The court on a 5-4 judgment upheld lower court rulings that CLS's First Amendment rights of association, free speech and free exercise were not violated by the college's decision to deny recognition and funding.

Justice Ruth Bader Ginsburg wrote that CLS "seeks not parity with other organizations, but a preferential exemption from Hastings' policy."

In his dissent. Justice Samuel Alito wrote that the college's decision was aimed at preventing any freedom of expression "that offends prevailing standards of political correctness."
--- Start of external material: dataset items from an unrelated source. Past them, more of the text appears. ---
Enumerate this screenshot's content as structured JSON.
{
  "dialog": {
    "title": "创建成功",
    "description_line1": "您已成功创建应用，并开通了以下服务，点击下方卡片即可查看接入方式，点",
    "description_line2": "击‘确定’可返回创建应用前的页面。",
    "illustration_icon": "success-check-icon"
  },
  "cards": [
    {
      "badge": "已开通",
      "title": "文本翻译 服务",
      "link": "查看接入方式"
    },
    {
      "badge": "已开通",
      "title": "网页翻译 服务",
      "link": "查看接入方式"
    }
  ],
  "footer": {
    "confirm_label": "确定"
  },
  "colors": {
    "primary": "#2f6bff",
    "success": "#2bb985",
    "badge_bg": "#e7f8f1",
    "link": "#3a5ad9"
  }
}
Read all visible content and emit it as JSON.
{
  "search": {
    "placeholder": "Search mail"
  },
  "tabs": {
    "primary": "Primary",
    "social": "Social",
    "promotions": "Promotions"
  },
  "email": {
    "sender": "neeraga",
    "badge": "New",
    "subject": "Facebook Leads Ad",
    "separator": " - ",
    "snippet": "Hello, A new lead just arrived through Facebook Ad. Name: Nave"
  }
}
The court refused to hear an appeal from the Holy See to stop a lawsuit that accuses the Vatican of transferring a priest from city to city despite repeated accusations of sexual abuse.

Sovereign immunity laws hold that a sovereign state - including the Vatican - generally is immune from lawsuits. But a judge had ruled that there was enough of a connection between the Vatican and the Rev. Andrew Ronan (who was transferred from Ireland to Chicago to Portland, Ore.) for him to be considered a Vatican employee under Oregon law; that ruling was upheld by the 9th U.S. Circuit Court of Appeals in California.

According to court documents, Ronan began abusing boys in the mid-1950s as a priest in the Archdiocese of Armagh, Ireland. He was transferred to Chicago, where he admitted to abusing three boys at St. Philip's High School. Ronan later was moved to St. Albert's Church in Portland, where he was accused of abusing the person who filed the lawsuit now under appeal. Ronan died in 1992.

  The court struck down part of the anti-fraud law enacted in response to Enron and other corporate scandals, but said its decision has limited consequences.

Under the 2002 the Sarbanes-Oxley law, Congress created the Public Company Accounting Oversight Board to replace the accounting industry's own regulators amid scandals at Enron Corp., WorldCom Inc., Tyco International Ltd. and other corporations. The board has power to compel documents and testimony from accounting firms, and the authority to discipline accountants.

The justices voted 5-4 that a provision of the law violates the Constitution's separation of powers mandate. Sarbanes-Oxley will remain in effect, but the Securities and Exchange Commission now will be able to remove board members at will.

  The court rejected an appeal by the publisher of a financial newsletter found guilty of securities fraud. Pirate Investor LLC (now known as Stansberry and Associates Investment
Research) and Frank Porter Stansberry had sold a report purporting to offer a "Super Insider Tip" relating to a still-unannounced deal between USEC, an American company that enriches uranium and the Russian government.

In 2002 Stansberry wrote a newsletter saying he had interviewed a company executive who told him to watch their stock on May 22; the executive later denied saying that, but the e-mail solicitation predicted USEC's stock price would more than double. Stansberry's company made hundreds of thousands of dollars from selling reports. Within two weeks trading in shares of USEC rose from 189,000 shares a day to an average of 3.3 million.

News organizations, including The Associated Press, said the prosecution is in violation of the First Amendment. But federal judges have upheld the conviction.